CREATE EXTERNAL TABLE dest (
json string
)
PARTITIONED BY(month string,date string,par string)
ROW FORMAT DELIMITED
STORED AS textfile
LOCATION '$dest_hdfs';"
/usr/hdp/2.2.0.0-2041/hive/bin/hive -e "$drop_source_table"
/usr/hdp/2.2.0.0-2041/hive/bin/hive -e "$create_source_table"
/usr/hdp/2.2.0.0-2041/hive/bin/hive -e "$drop_dest_table"
/usr/hdp/2.2.0.0-2041/hive/bin/hive -e "$create_dest_table"
echo "---------hive外部表创建成功---------------"
#获得所有的时间 然后分区location 2016/10/10 2016(0) 10(1) 10(2)
source_partition_sql="alter table source add"
dest_partition_sql="alter table dest add"
index=0
while (( $index<${#date_array[@]} ))
do
zz=${date_array[$index]}
year_mon_day_arr=(${zz//// })
year=${year_mon_day_arr[0]}
month=${year_mon_day_arr[1]}
day=${year_mon_day_arr[2]}
for j in 01 02 03 04 05 06 07 08 09 10 11 12 13 14 15 16 17 18 19 20 21 22 23 24 25 26 27 28 29 30; do
source_partition_sql="$source_partition_sql partition (month='$year$month', date='$day',par=$j) location '$year$month/$day/$j'"
done
for z in 01 02 03 04 05 06 07 08 09 10 11 12 13 14 15 16 17 18 19 20 21 22 23 24 25 26 27 28 29 30; do
dest_partition_sql="$dest_partition_sql partition (month='$year$month', date='$day',par=$z) location '$year$month/$day/$z'"
done
let "index++"
done
#看看分区语句是否正确
#echo $source_partition_sql
#echo $dest_partition_sql
#支持递归子目录
#set hive.mapred.supports.subdirectories=true
echo "---------准备导入分区数据"
/usr/hdp/2.2.0.0-2041/hive/bin/hive -e "$source_partition_sql"
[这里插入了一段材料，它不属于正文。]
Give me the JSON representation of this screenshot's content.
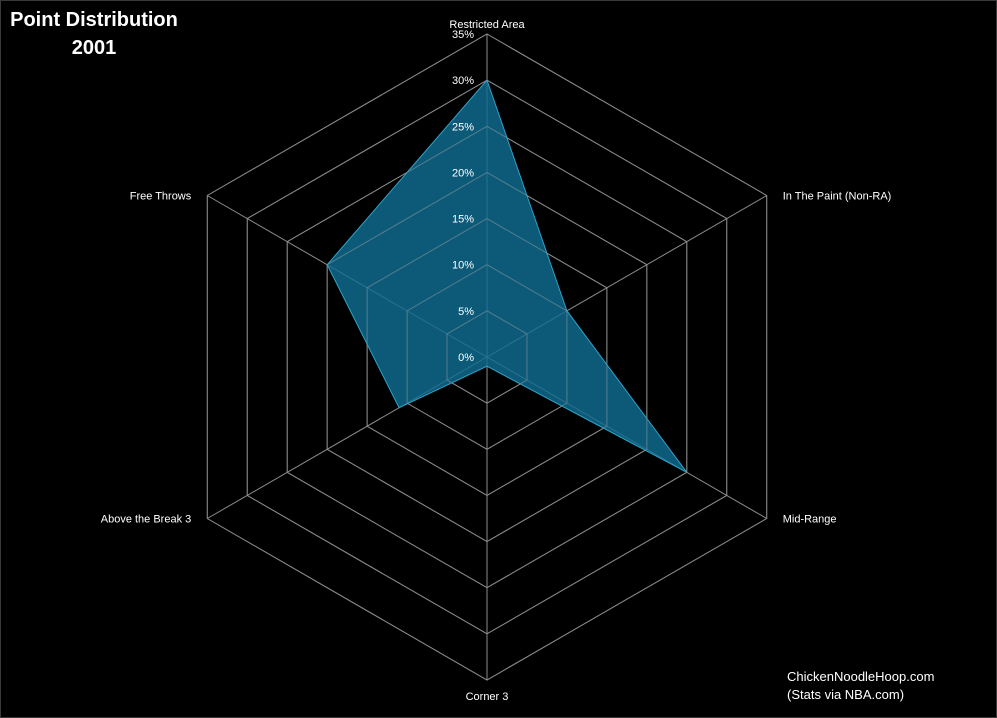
{
  "title": "Point Distribution",
  "subtitle": "2001",
  "credit": {
    "line1": "ChickenNoodleHoop.com",
    "line2": "(Stats via NBA.com)"
  },
  "colors": {
    "background": "#000000",
    "grid": "#8c8c8c",
    "fill": "#0f6d93",
    "fill_stroke": "#2ea3c9",
    "text": "#ffffff"
  },
  "chart_data": {
    "type": "radar",
    "categories": [
      "Restricted Area",
      "In The Paint (Non-RA)",
      "Mid-Range",
      "Corner 3",
      "Above the Break 3",
      "Free Throws"
    ],
    "values": [
      30,
      10,
      25,
      1,
      11,
      20
    ],
    "unit": "%",
    "rlim": [
      0,
      35
    ],
    "ticks": [
      "0%",
      "5%",
      "10%",
      "15%",
      "20%",
      "25%",
      "30%",
      "35%"
    ],
    "grid": true
  }
}
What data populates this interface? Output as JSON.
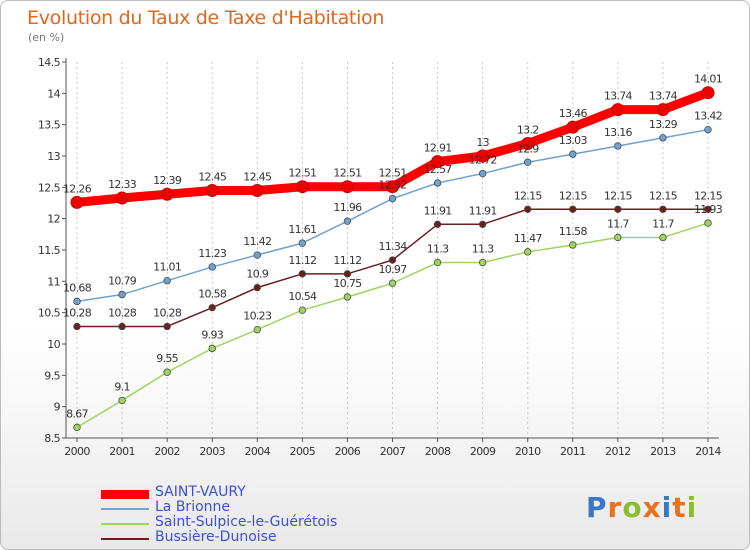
{
  "header": {
    "title": "Evolution du Taux de Taxe d'Habitation",
    "subtitle": "(en %)"
  },
  "logo": {
    "text": "Proxiti",
    "colors": [
      "#3a78c4",
      "#e8731c",
      "#8bbe2d",
      "#e8731c",
      "#3a78c4",
      "#e8731c",
      "#8bbe2d"
    ]
  },
  "chart_data": {
    "type": "line",
    "title": "Evolution du Taux de Taxe d'Habitation",
    "ylabel": "(en %)",
    "xlabel": "",
    "ylim": [
      8.5,
      14.5
    ],
    "yticks": [
      8.5,
      9,
      9.5,
      10,
      10.5,
      11,
      11.5,
      12,
      12.5,
      13,
      13.5,
      14,
      14.5
    ],
    "grid": "vertical dashed lines at each year",
    "legend_position": "bottom-left",
    "x": [
      "2000",
      "2001",
      "2002",
      "2003",
      "2004",
      "2005",
      "2006",
      "2007",
      "2008",
      "2009",
      "2010",
      "2011",
      "2012",
      "2013",
      "2014"
    ],
    "series": [
      {
        "name": "SAINT-VAURY",
        "color": "#ff0000",
        "values": [
          12.26,
          12.33,
          12.39,
          12.45,
          12.45,
          12.51,
          12.51,
          12.51,
          12.91,
          13,
          13.2,
          13.46,
          13.74,
          13.74,
          14.01
        ]
      },
      {
        "name": "La Brionne",
        "color": "#6fa2cf",
        "values": [
          10.68,
          10.79,
          11.01,
          11.23,
          11.42,
          11.61,
          11.96,
          12.32,
          12.57,
          12.72,
          12.9,
          13.03,
          13.16,
          13.29,
          13.42
        ]
      },
      {
        "name": "Saint-Sulpice-le-Guérétois",
        "color": "#9fd45f",
        "values": [
          8.67,
          9.1,
          9.55,
          9.93,
          10.23,
          10.54,
          10.75,
          10.97,
          11.3,
          11.3,
          11.47,
          11.58,
          11.7,
          11.7,
          11.93
        ]
      },
      {
        "name": "Bussière-Dunoise",
        "color": "#6b1f1f",
        "values": [
          10.28,
          10.28,
          10.28,
          10.58,
          10.9,
          11.12,
          11.12,
          11.34,
          11.91,
          11.91,
          12.15,
          12.15,
          12.15,
          12.15,
          12.15
        ]
      }
    ]
  }
}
/usr/hdp/2.2.0.0-2041/hive/bin/hive -e "$dest_partition_sql"
echo "---------分区数据导入成功"
#comapared_words="EVENT_TYPE_ID,TICKET_ID"
arr=(${comapared_words//,/ })
index=0
while (( $index<${#arr[@]} ))
do
pre_word+=",'${arr[index]}'"
source_word+=",${arr[index]}1"
dest_word+=",${arr[index]}2"
[[ $index != 0 ]] && tab_comp_sql+=" or "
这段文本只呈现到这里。